Él abuelo aparentaba menos años de los que en realidad tenía, quizás su recia constitución y sus kilos de más contribuían a proporcionarle un aspecto juvenil. Su sonrisa, idéntica a la de Juanjo, hacia que te sintieras como un viejo amigo recién llegado. La abuela, mucho más delgada que el hombre aparentaba una edad muy superior a la real; su cara cruzada por los surcos de la edad presentaba en las mejillas aquel rojo bermellón que Juanjo había heredado. Su piel colgaba en una tonalidad indefinida. Caminaba algo encorvada en tanto que el abuelo lo hacía completamente erguido, ambos compartían la misma sonrisa, esa sonrisa que impide te sientas extranjero o extraño en una casa. Comimos jamón con huevos fritos y patatas que la abuela preparó en cuestión de minutos. El jamón quedó sobre la mesa y Juanjo se encargaba de cortar una y otra loncha que repartía entre su plato y el mío. Nieto y abuelos hablaron de la familia, de cómo estaban los hermanos, de los tíos y de un sinfín de cuestiones ajenas a mis conocimientos y a su vez carentes de interés para mi. Al finalizar la comida, Juanjo explicó el motivo de nuestra repentina e inesperada visita: la trompeta de los años mozos del abuelo, su préstamo para con el nieto. No hubo problema, volvimos a la ciudad con el anhelado instrumento que, por paso de los años, resultaba imposible de utilizar.
Recordábamos ahora aquella comida, Juanjo dijo:
- Qué bueno estaba el jamón de los abuelos ¿eh?. – Asentí con movimientos de cabeza. Pasadas las tres de la tarde, cuando las mesas del bar estaban siendo recogidas de restos de comida, Juanjo se despidió de mi con un abrazo sincero y un No te preocupes, déjalo todo en mis manos...
* * *
Seguí trabajando bajo la mirada de admiración de los menos y el desprecio de los más. Entre los menos se contaba Elvira que me llamaba defensor de causas perdidas, entre los más la mayor parte del estamento médico. Las próximas guardias se me hicieron insoportables entre el silencio del personal, los cuchicheos a mi alrededor y las miradas furtivas. No coincidí con la guardia de Cillo hasta pasado el problema. El siguiente jueves me llamaron de nuevo de la Diputación, era la secretaria del Diputado, de Juanjo, quería verme lo antes posible. A los pocos minutos estaba frente a aquella enorme puerta de madera que daba acceso al despacho del Diputado, frente a ella la mesa escritorio pequeña tras la que se colocaba el bedel, pensé No se lo tragó la tierra, aquí está. Antes de que le preguntara por el Diputado, Juanjo abrió la puerta, como si supiera que yo estaba allí, dijo:
- Pasa, pasa. – Colocó un brazo sobre mi hombro a la vez que me acompañaba al interior de la estancia.
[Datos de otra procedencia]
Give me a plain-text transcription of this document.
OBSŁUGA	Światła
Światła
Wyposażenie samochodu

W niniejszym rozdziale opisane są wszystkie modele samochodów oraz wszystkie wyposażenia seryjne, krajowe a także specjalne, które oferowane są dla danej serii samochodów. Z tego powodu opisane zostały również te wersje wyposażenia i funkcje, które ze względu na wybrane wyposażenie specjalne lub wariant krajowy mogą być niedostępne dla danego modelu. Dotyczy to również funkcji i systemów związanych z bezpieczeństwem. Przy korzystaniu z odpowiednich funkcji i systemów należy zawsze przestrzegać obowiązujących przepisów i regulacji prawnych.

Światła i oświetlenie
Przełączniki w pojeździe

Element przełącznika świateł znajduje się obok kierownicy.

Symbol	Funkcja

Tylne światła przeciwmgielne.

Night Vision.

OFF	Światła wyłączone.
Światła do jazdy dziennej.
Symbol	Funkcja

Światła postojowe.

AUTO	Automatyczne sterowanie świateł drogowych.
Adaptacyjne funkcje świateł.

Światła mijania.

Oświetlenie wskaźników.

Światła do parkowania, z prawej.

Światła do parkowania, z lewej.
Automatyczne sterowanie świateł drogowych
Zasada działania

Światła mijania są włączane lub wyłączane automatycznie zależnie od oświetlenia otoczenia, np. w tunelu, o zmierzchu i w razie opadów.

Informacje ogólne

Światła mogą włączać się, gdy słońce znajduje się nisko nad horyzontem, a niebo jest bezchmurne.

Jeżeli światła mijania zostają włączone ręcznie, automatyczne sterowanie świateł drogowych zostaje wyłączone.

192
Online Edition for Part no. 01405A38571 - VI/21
- Tu dirás. ¿Qué querías tan urgente? – Dije manteniendo un aire digno que ocultaba el más terrible de los presentimientos.
- Todo arreglado. ¡Todo arreglado! – Dijo.
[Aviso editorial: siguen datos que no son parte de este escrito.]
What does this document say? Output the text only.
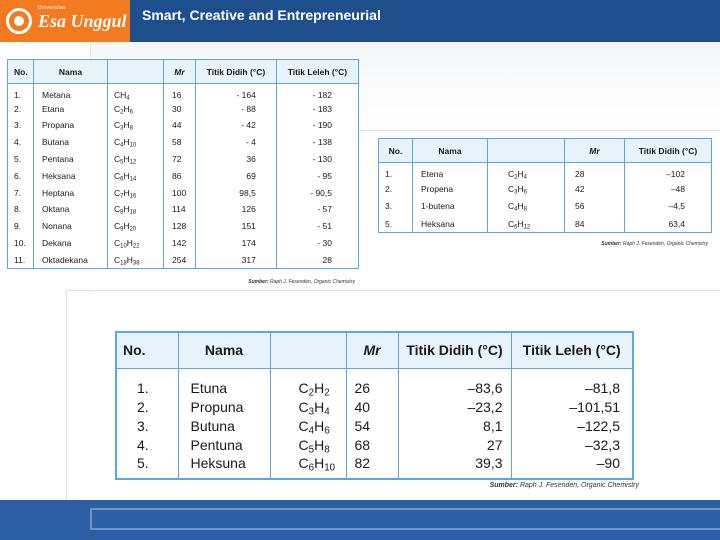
Universitas
Esa Unggul Smart, Creative and Entrepreneurial
No.	Nama		Mr	Titik Didih (°C)	Titik Leleh (°C)
1.	Metana	$CH_4$	16	- 164	- 182
2.	Etana	$C_2H_6$	30	- 88	- 183
3.	Propana	$C_3H_8$	44	- 42	- 190
4.	Butana	$C_4H_{10}$	58	- 4	- 138
5.	Pentana	$C_5H_{12}$	72	36	- 130
6.	Heksana	$C_6H_{14}$	86	69	- 95
7.	Heptana	$C_7H_{16}$	100	98,5	- 90,5
8.	Oktana	$C_8H_{18}$	114	126	- 57
9.	Nonana	$C_9H_{20}$	128	151	- 51
10.	Dekana	$C_{10}H_{22}$	142	174	- 30
11.	Oktadekana	$C_{18}H_{38}$	254	317	28
Sumber: Raph J. Fesenden, Organic Chemistry
No.	Nama		Mr	Titik Didih (°C)
1.	Etena	$C_2H_4$	28	–102
2.	Propena	$C_3H_6$	42	–48
3.	1-butena	$C_4H_8$	56	–4,5
5.	Heksana	$C_6H_{12}$	84	63,4
Sumber: Raph J. Fesenden, Organic Chemistry
No.	Nama		Mr	Titik Didih (°C)	Titik Leleh (°C)
1.	Etuna	$C_2H_2$	26	–83,6	–81,8
2.	Propuna	$C_3H_4$	40	–23,2	–101,51
3.	Butuna	$C_4H_6$	54	8,1	–122,5
4.	Pentuna	$C_5H_8$	68	27	–32,3
5.	Heksuna	$C_6H_{10}$	82	39,3	–90
Sumber: Raph J. Fesenden, Organic Chemistry
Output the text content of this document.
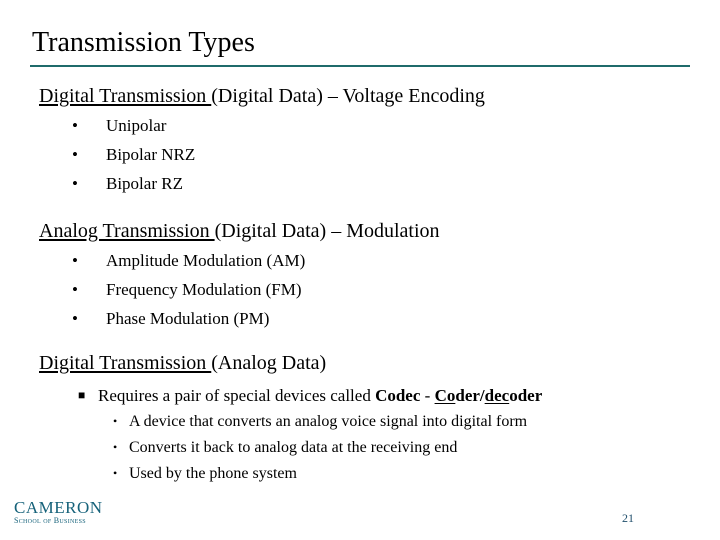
Transmission Types
Digital Transmission (Digital Data) – Voltage Encoding
• Unipolar
• Bipolar NRZ
• Bipolar RZ
Analog Transmission (Digital Data) – Modulation
• Amplitude Modulation (AM)
• Frequency Modulation (FM)
• Phase Modulation (PM)
Digital Transmission (Analog Data)
■ Requires a pair of special devices called Codec - Coder/decoder
• A device that converts an analog voice signal into digital form
• Converts it back to analog data at the receiving end
• Used by the phone system
CAMERON
School of Business	21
- ¿Cómo? – Abrí la boca y quedé esperando una explicación.
- Sí hombre. El tipo (se refería a Carmona) firma la renuncia al puesto de trabajo y se va del hospital, en el mayor de los silencios, sin denuncias ni leches – Me abrazó dándome palmaditas en la espalda. Su alegría era sincera, me consta.
- Bueno, pero ¿quieres contarme qué ha pasado? – Dije con la expresión de asombro aún dibujada en mi rostro.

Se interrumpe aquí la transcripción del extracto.